The published school day runs from morning registration at 8.35am to a 3:05pm finish, equating to 32 hours and 5 minutes per week.
For travel, the school highlights nearby Bee Network services 501 and 521, as well as school day only services including 938 to 943 that cover areas such as Little Lever, Moses Gate, Stoneclough, Kearsley, Westhoughton, and Atherton. Families should still trial the journey at peak time, since reliability can shift across the year.
Faith-informed admissions. The supplementary form is not a minor detail for September 2026 entry, it is part of how the school applies oversubscription criteria, and it has a stated return deadline of 03 November 2025.
No sixth form on site. Students will make a post-16 move, which can be positive for choice, but it does mean planning early for courses, travel, and support.
Progress is slightly below average. A Progress 8 score of -0.07 suggests outcomes are close to, but a little below, the England benchmark for similar starting points.
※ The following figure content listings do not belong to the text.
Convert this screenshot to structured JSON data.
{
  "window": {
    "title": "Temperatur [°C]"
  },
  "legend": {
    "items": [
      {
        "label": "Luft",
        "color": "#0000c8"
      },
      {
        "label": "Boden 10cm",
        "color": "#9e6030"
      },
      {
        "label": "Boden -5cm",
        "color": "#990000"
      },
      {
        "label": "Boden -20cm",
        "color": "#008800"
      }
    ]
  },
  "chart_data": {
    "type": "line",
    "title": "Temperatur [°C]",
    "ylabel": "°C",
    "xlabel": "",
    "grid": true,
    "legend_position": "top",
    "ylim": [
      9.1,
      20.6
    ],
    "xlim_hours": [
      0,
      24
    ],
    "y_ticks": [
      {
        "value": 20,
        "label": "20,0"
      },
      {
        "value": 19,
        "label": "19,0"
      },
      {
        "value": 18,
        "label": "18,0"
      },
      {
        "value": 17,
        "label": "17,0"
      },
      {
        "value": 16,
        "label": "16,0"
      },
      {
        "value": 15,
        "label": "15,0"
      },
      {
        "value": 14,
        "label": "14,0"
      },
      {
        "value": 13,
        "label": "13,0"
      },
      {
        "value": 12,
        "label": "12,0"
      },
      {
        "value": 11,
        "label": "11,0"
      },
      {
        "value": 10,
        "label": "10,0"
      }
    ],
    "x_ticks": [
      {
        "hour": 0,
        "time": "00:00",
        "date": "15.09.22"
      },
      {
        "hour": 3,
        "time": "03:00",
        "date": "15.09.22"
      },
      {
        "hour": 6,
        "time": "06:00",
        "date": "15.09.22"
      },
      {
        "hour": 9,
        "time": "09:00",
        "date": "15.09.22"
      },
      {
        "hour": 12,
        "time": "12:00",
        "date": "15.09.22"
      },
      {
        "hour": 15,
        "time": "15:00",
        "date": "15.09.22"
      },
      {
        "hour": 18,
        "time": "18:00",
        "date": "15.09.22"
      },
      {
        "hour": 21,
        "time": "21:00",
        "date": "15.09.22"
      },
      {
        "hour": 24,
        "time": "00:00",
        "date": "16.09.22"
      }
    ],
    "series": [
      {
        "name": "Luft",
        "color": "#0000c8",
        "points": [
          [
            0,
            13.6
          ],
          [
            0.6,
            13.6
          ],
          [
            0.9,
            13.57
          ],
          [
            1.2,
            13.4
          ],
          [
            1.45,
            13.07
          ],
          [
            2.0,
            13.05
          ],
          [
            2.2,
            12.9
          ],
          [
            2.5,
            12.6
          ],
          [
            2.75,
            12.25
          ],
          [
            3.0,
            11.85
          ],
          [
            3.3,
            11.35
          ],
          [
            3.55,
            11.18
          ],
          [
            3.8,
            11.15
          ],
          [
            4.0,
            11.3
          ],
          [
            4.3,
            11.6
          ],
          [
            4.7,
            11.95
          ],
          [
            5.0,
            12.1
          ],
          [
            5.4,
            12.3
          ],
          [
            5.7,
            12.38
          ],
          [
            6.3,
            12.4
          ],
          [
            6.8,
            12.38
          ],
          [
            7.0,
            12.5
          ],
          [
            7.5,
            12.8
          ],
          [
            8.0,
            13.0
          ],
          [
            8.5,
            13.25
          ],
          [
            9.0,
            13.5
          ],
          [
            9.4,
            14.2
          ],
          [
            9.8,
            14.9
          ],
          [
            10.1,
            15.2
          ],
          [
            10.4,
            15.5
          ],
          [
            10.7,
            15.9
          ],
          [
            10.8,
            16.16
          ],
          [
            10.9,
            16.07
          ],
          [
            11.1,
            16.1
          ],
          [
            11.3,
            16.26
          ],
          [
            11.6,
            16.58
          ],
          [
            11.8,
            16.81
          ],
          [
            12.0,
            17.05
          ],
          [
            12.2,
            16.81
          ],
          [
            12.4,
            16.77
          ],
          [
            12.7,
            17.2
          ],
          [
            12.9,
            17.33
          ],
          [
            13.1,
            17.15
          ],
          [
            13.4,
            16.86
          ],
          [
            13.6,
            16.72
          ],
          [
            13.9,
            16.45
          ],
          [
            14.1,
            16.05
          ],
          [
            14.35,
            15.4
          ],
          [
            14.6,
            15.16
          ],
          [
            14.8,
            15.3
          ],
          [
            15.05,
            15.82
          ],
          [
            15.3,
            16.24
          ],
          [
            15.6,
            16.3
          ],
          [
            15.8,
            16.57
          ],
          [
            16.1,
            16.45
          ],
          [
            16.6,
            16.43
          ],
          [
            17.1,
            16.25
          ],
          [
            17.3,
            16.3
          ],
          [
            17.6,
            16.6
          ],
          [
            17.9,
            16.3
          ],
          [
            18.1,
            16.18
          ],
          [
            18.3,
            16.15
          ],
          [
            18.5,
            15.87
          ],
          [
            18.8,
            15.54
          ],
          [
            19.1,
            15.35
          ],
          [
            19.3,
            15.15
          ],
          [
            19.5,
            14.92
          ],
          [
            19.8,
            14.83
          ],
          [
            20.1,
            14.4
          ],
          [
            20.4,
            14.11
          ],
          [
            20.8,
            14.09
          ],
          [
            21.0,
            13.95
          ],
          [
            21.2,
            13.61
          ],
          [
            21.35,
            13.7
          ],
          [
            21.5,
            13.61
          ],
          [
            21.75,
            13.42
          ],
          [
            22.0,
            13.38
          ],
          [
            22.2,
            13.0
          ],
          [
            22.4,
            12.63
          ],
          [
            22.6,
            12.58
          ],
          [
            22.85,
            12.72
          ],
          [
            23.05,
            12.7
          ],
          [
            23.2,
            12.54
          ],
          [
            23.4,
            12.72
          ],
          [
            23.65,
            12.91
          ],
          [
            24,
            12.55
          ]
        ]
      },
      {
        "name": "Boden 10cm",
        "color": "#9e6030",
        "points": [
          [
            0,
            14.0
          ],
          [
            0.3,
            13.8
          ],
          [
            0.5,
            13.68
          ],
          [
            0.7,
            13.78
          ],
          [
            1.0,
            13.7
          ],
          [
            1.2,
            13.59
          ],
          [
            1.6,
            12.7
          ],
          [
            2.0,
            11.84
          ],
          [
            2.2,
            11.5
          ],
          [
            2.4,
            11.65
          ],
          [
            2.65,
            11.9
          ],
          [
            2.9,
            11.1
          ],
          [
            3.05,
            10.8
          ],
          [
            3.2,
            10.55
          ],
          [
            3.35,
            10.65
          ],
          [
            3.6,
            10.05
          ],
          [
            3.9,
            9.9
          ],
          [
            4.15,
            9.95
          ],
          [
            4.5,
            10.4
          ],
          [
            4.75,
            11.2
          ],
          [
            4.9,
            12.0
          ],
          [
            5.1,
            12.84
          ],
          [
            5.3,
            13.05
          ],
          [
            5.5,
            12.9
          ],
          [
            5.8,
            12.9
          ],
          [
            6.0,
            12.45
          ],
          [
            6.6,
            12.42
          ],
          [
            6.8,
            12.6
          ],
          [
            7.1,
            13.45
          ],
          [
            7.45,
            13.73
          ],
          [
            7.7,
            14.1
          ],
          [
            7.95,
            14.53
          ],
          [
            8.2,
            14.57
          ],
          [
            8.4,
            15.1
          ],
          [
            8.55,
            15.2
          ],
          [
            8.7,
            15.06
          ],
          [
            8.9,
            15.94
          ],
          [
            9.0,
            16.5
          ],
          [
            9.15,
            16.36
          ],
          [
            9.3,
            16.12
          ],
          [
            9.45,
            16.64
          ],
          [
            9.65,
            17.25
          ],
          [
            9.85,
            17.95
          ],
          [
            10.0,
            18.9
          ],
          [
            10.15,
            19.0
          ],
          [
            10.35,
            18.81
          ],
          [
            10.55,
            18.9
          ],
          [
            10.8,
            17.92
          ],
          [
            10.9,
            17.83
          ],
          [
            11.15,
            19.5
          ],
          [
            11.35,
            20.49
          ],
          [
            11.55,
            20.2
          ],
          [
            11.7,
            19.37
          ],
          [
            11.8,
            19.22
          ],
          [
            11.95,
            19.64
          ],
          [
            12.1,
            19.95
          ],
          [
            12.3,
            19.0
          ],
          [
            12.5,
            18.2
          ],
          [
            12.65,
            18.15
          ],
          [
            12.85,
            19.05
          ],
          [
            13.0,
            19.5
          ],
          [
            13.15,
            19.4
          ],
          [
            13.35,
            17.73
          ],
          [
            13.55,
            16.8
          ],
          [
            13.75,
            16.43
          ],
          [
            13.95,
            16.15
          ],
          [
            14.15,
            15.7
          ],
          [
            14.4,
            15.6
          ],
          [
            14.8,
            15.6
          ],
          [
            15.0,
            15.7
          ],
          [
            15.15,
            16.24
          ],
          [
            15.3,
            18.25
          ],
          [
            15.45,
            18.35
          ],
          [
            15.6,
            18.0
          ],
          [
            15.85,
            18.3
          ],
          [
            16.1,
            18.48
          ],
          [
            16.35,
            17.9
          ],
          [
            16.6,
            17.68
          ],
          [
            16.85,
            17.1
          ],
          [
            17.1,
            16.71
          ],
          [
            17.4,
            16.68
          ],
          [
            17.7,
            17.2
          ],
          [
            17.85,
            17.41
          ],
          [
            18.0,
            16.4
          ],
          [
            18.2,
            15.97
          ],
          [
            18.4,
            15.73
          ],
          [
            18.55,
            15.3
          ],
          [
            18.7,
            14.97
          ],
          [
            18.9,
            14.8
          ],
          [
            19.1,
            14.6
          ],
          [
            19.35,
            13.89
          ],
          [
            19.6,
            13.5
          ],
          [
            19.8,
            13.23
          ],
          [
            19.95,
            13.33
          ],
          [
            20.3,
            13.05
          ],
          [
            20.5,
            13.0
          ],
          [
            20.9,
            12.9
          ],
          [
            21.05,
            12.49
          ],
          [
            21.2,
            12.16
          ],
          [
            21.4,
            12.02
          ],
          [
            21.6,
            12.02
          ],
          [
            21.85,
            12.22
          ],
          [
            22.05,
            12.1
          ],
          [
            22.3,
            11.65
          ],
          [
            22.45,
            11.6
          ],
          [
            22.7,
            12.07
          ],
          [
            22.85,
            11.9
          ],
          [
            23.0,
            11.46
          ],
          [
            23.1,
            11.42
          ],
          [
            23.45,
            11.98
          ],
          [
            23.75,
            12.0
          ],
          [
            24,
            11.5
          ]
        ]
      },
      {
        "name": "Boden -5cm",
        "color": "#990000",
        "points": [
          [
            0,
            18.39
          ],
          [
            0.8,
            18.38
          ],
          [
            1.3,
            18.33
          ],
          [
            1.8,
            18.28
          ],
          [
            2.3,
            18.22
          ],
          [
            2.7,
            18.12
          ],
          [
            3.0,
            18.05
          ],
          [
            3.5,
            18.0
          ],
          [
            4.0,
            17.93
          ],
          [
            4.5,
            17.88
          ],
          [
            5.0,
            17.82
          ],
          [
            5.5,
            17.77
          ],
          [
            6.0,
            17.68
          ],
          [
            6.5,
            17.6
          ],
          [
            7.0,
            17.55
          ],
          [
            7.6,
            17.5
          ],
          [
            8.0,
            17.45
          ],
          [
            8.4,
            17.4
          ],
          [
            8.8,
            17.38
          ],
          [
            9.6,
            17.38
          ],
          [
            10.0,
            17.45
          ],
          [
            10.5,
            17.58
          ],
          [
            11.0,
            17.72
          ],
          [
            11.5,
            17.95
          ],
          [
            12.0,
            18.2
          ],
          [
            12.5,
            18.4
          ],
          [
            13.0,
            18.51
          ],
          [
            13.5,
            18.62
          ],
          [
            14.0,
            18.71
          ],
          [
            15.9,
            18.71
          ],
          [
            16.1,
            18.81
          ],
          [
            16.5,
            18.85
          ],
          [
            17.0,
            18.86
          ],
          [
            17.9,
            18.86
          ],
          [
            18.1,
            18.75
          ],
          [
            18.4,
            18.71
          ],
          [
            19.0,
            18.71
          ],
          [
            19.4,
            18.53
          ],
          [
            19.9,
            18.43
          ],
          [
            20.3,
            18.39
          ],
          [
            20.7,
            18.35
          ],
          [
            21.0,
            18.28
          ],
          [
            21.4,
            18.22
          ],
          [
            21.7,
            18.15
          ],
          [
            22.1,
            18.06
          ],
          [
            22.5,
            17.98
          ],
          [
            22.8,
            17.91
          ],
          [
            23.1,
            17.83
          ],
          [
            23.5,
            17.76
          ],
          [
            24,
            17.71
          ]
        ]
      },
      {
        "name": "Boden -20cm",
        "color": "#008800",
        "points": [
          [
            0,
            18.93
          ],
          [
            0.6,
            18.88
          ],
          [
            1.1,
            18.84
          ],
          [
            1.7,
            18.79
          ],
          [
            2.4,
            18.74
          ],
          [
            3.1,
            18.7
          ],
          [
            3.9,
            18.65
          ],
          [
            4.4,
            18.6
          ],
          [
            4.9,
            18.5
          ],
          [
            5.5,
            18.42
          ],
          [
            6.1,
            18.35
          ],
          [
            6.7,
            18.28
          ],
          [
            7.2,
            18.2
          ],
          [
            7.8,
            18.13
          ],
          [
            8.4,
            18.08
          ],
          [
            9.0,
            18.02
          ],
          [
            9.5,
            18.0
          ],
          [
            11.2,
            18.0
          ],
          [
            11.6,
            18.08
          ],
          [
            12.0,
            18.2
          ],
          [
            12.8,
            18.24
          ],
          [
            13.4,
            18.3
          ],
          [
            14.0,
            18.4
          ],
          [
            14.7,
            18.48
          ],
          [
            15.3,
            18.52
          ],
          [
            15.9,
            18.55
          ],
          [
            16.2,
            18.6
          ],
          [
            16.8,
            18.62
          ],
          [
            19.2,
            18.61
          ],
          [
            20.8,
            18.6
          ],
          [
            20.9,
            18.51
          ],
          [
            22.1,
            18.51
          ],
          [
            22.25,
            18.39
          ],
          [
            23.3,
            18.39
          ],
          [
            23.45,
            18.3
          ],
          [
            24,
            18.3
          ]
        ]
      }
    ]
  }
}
Families should look for evidence that teaching consistency is strong across subjects, not just in pockets.
Open events are not consistently dated on the main calendar. The admissions pages cover the mechanics, but parents may need to check for updated open event details rather than relying on a single published date.
St James’s is best understood as a values-led 11 to 16 school: clear routines, visible faith life, and a strong emphasis on behaviour, personal development, and service. The academic picture is broadly typical for England on headline positioning, with slightly below-average progress, so fit matters. This school suits families who want a Church of England setting where worship and chaplaincy are integral, and who value structured expectations alongside a broad set of clubs, ensembles, and practical opportunities.
The most recent overall inspection outcome is Good, with Behaviour and attitudes and Personal development graded Outstanding, alongside Outstanding leadership and management. In the FindMySchool GCSE ranking based on official data, the school sits in line with the middle 35% of schools in England (25th to 60th percentile), ranked 1,814th in England and 11th in Bolton.
There are no tuition fees because this is a state school. Families should still budget for standard secondary costs such as uniform, optional trips, and any paid extracurricular activities.
Bolton’s online application window runs from 01 September 2025 to 31 October 2025, with offers issued on 02 March 2026. St James’s also expects applicants to complete its supplementary form if applying under its Church of England oversubscription criteria, and the published return deadline for September 2026 entry is 03 November 2025.
The school’s Attainment 8 score is 47.9. Progress 8 is -0.07, indicating progress that is slightly below the England average for pupils with similar starting points. The EBacc average point score is 4.17, and 15.3% of pupils achieved grades 5 or above in the EBacc measure.
Daily collective worship is presented as a valued and integral routine, supported by chaplaincy activity. The chaplaincy is also positioned as inclusive for students of different backgrounds and beliefs, and service is framed through ongoing charity partnerships at local, national, and global levels.